Partition Reassignment: Source Code Trace
Running kafka-reassign-partitions.sh --execute sends an AlterPartitionReassignments request to the Controller:
// ReplicationControlManager.java (simplified)
ControllerResult<AlterPartitionReassignmentsResponseData> alterPartitionReassignments(
AlterPartitionReassignmentsRequestData request
) {
List<ApiMessageAndVersion> records = new ArrayList<>();
request.topics().forEach(topic -> {
topic.partitions().forEach(partition -> {
validateReassignment(topic.name(), partition.partitionIndex(), partition.replicas());
// Record the reassignment target (gradual, not immediate)
records.add(new ApiMessageAndVersion(
new PartitionChangeRecord()
.setTopicId(topicId)
.setPartitionId(partition.partitionIndex())
// addingReplicas: new replicas that need to catch up before joining ISR
.setAddingReplicas(computeAddingReplicas(currentReplicas, partition.replicas()))
// removingReplicas: old replicas to be dropped after new ISR is established
.setRemovingReplicas(computeRemovingReplicas(currentReplicas, partition.replicas())),
CURRENT_VERSION
));
});
});
return ControllerResult.of(records, buildResponse());
}
Reassignment is deliberately gradual:
- New replicas join as Learners (tracked in
addingReplicas), fetching from the leader. - Once a new replica's LEO catches up to the leader's HW, the Controller adds it to the ISR.
- Once the ISR contains all target replicas, the Controller removes the old replicas from ISR.
- If the current leader is one of the replicas being removed, the Controller triggers a preferred leader election to hand off leadership to a replica in the target set.
This process can be monitored in real time with kafka-reassign-partitions.sh --verify.

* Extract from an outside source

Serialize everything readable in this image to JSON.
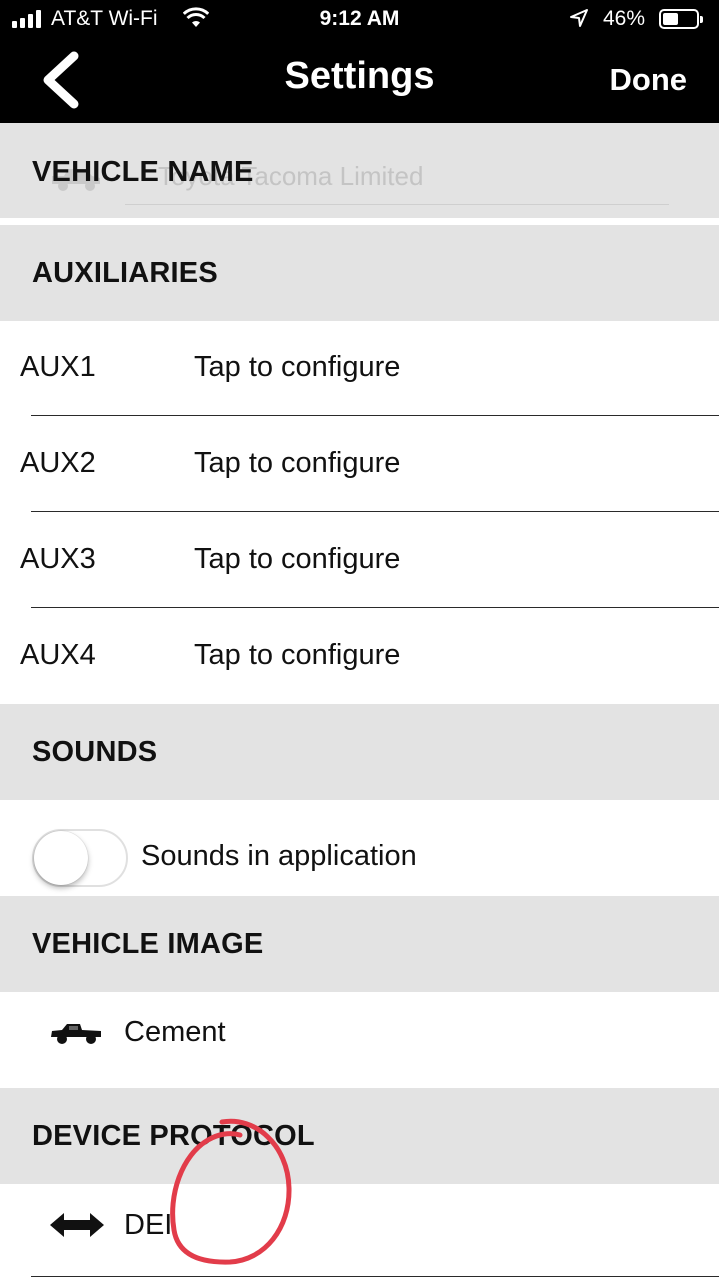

The Broader Significance of the KRaft Architecture
KRaft transforms Kafka from a system that depends on an external coordination service into a self-managing distributed system. The combination of single-threaded event loop and Raft Log delivers:
-
Predictable latency: Every metadata operation has a defined processing order, eliminating the non-deterministic delays of ZooKeeper ephemeral-node races.
-
Fast failure recovery: A newly elected Controller replays
__cluster_metadatafrom the latest snapshot rather than crawling through ZooKeeper, reducing recovery time from minutes to seconds at scale. -
Dramatically larger cluster sizes: KRaft supports millions of partitions in theory, while the ZooKeeper-based architecture starts encountering performance walls around 200,000 partitions.
-
Operational simplicity: Removing the ZooKeeper dependency eliminates an entire class of operational failure modes — ZooKeeper session timeouts, session ID mismatch, and the need to synchronize ZooKeeper and Kafka upgrades.